Critical bone defects are the most difficult challenges in the area of tissue repair. Polycaprolactone (PCL) scaffolds, associated with hydroxyapatite (HA) and tricalcium phosphate (TCP), are reported to have an enhanced bioactivity. Moreover, the use of electrical stimulation (ES) has overcome the lack of bioelectricity at the bone defect site and compensated the endogenous electrical signals. Such treatments could modulate cells and tissue signaling pathways. However, there is no study investigating the effects of ES and bioceramic composite scaffolds on bone tissue formation, particularly in the view of cell signaling pathway. This study aims to investigate the application of HA/TCP composite scaffolds and ES and their effects on the Wingless-related integration site (Wnt) pathway in critical bone repair. Critical bone defects (25 mm2) were performed in rats, which were divided into four groups: PCL, PCL + ES, HA/TCP and HA/TCP + ES. The scaffolds were grafted at the defect site and applied with the ES application twice a week using 10 µA of current for 5 min. Bone samples were collected for histomorphometry, immunohistochemistry and molecular analysis.
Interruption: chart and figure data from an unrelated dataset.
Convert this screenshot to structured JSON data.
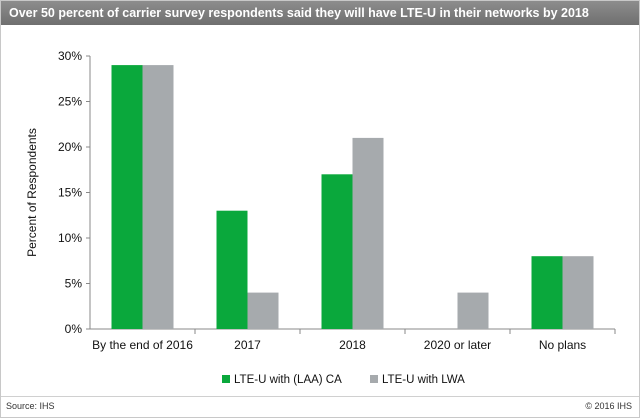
{
  "header": {
    "title": "Over 50 percent of carrier survey respondents said they will have LTE-U in their networks by 2018"
  },
  "footer": {
    "source": "Source: IHS",
    "copyright": "© 2016 IHS"
  },
  "colors": {
    "series_1": "#0aa83c",
    "series_2": "#a6aaad"
  },
  "chart_data": {
    "type": "bar",
    "ylabel": "Percent of Respondents",
    "xlabel": "",
    "ylim": [
      0,
      30
    ],
    "yticks": [
      "0%",
      "5%",
      "10%",
      "15%",
      "20%",
      "25%",
      "30%"
    ],
    "tick_values": [
      0,
      5,
      10,
      15,
      20,
      25,
      30
    ],
    "categories": [
      "By the end of 2016",
      "2017",
      "2018",
      "2020 or later",
      "No plans"
    ],
    "series": [
      {
        "name": "LTE-U with (LAA) CA",
        "values": [
          29,
          13,
          17,
          0,
          8
        ]
      },
      {
        "name": "LTE-U with LWA",
        "values": [
          29,
          4,
          21,
          4,
          8
        ]
      }
    ],
    "legend": "bottom-center",
    "grid": false
  }
}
At the Wnt canonical pathway, HA/TCP and HA/TCP + ES groups showed higher Wnt1 and β-catenin gene expression levels, especially HA/TCP. Moreover, HA/TCP + ES presented higher Runx2, Osterix and Bmp-2 levels. At the Wnt non-canonical pathway, HA/TCP group showed higher voltage-gated calcium channel (Vgcc), calmodulin-dependent protein kinase II, and Wnt5a genes expression, while HA/TCP + ES presented higher protein expression of VGCC and calmodulin (CaM) at the same period. The decrease in sclerostin and osteopontin genes expressions and the lower bone sialoprotein II in the HA/TCP + ES group may be related to the early bone remodeling. This study shows that the use of ES modulated the Wnt pathways and accelerated the osteogenesis with improved tissue maturation.